The answer to meeting this challenge lies with revising the building codes. Every new building and major remodel project is subject to conformance with the codes. They are the lifeblood of building design and where they were originally developed primarily to prevent fire and protect occupants from structural failure, their mission needs to be expanded to include increasing energy efficiency, water use reduction, waste reduction and further increasing occupant health through the use of non-toxic materials and construction methods.
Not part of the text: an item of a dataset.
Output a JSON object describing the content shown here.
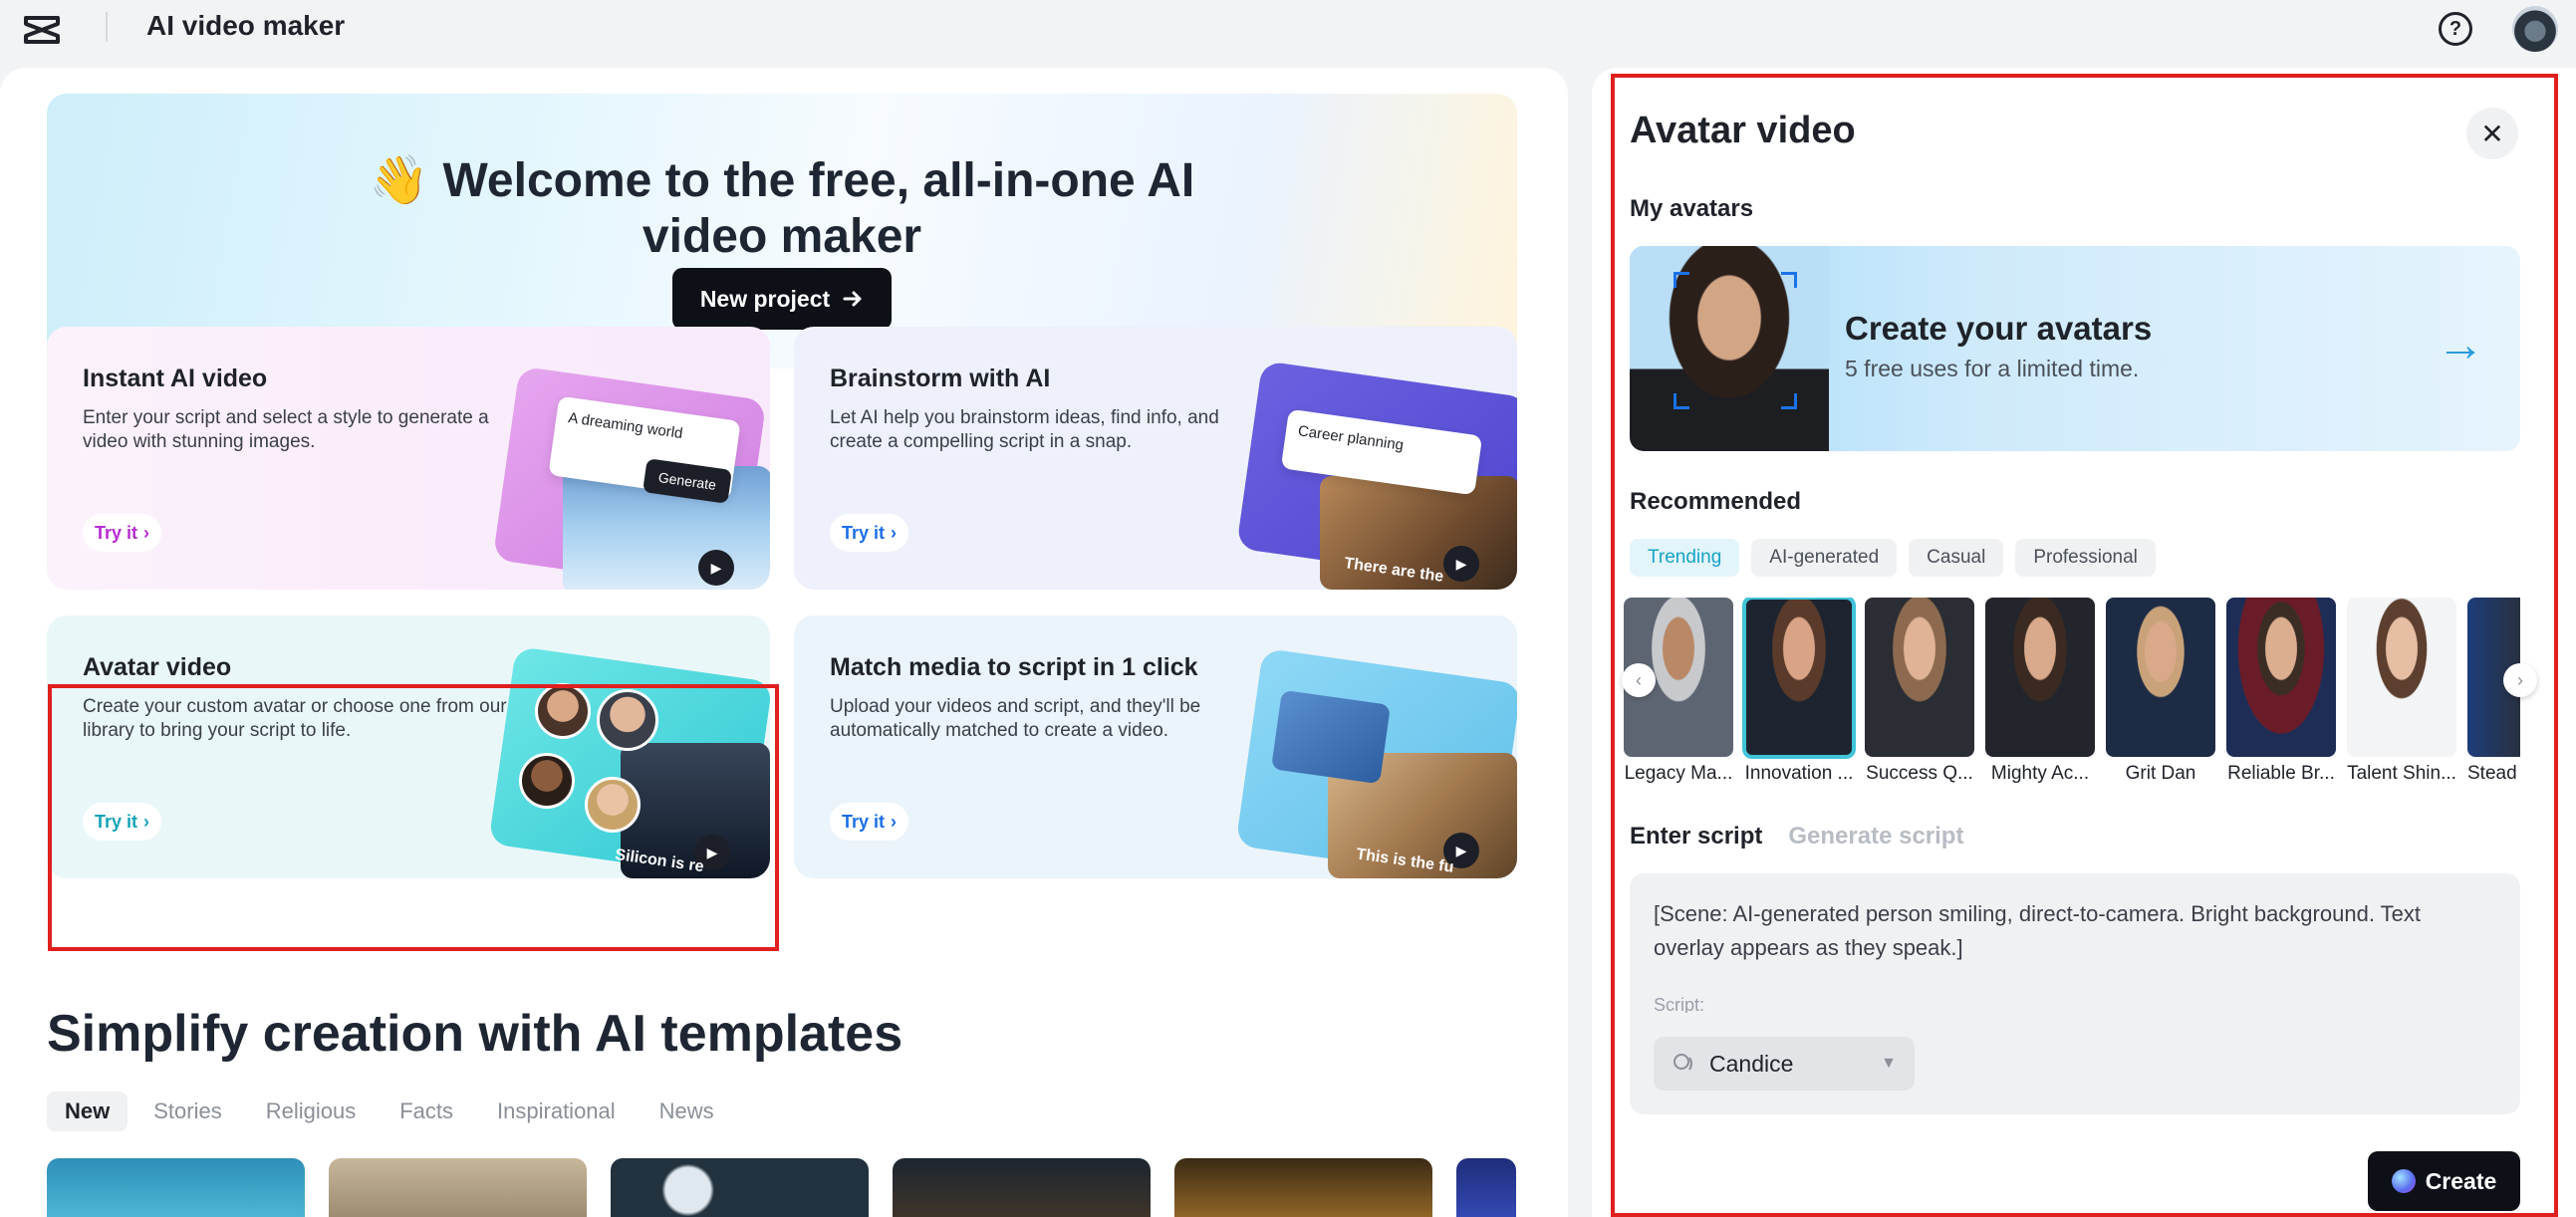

Albuquerque and Santa Fe have taken a first step with the adoption of greener codes which has been an outgrowth of these cities adopting the Architecture 2030 Challenge. The 2030 Challenge goal of carbon neutral buildings by the year 2030 were incorporated into Governor Richardson’s Climate Change Advisory Group (CCAG) recommendations which were unanimously approved by a broad group of energy, business and government leaders. The recommendation is for a 50% building energy use reduction below an average building of that type by 2010 and then incremental percentage reductions to the year 2030 to carbon neutral buildings

Ed Mazria, a Santa Fe Architect who developed the Architecture 2030 Challenge will address the Construction Industries Commission (CIC) on September 19th. It is imperative that the CIC adopt the Architecture 2030 Challenge as policy and then direct the Construction Industries Division (CID), which has jurisdiction over all State codes, to prepare an implementation plan. The implementation process is bigger than any one agency and therefore must include the expertise of the building community to get it right. This can be done through a series of workshops that would include all sectors of the building community to assist in this process and reach an agreeable consensus on how to move forward. That same expertise can then be applied to developing code language and implementation.

We cannot wait any longer. If the Governor wants to reach his greenhouse gas reduction target of 75% by 2050 he must act now and direct the Regulation & Licensing Department to work with the building community and make this happen. Buildings are the key, codes are the solution.

CASA develops the CASA Code Initiative

  1. CASA develops the CASA Code Initiative – a two year program to facilitate the adoption of a progressive Green Building Code in New Mexico. A response to the challenge of raising greenhouse gases and industry consensus.
  2. This long-term project will use Governor Bill Richardson’s Executive Order (05-033), to reduce current GHG emissions to 2000 levels 2012, increase to10% by 2020, and increase to 75% by 2050.
  3. A three-pronged strategy will include: State Agency Involvement, A Code Development Program, and a Political Action-Plan.
  4. This initiative will establish a task force that creates a partnership with the NM State Construction Industries Division; the agency responsible for proposing of all building codes for adoption.
  5. This effort is based on the evidence from actual energy consumption drawn from a recent survey of USGBC LEED For Building Program of significant reduction in, CO2 by 35%-50%, as well as an average of 35%-90% reduction of water use in surveyed buildings.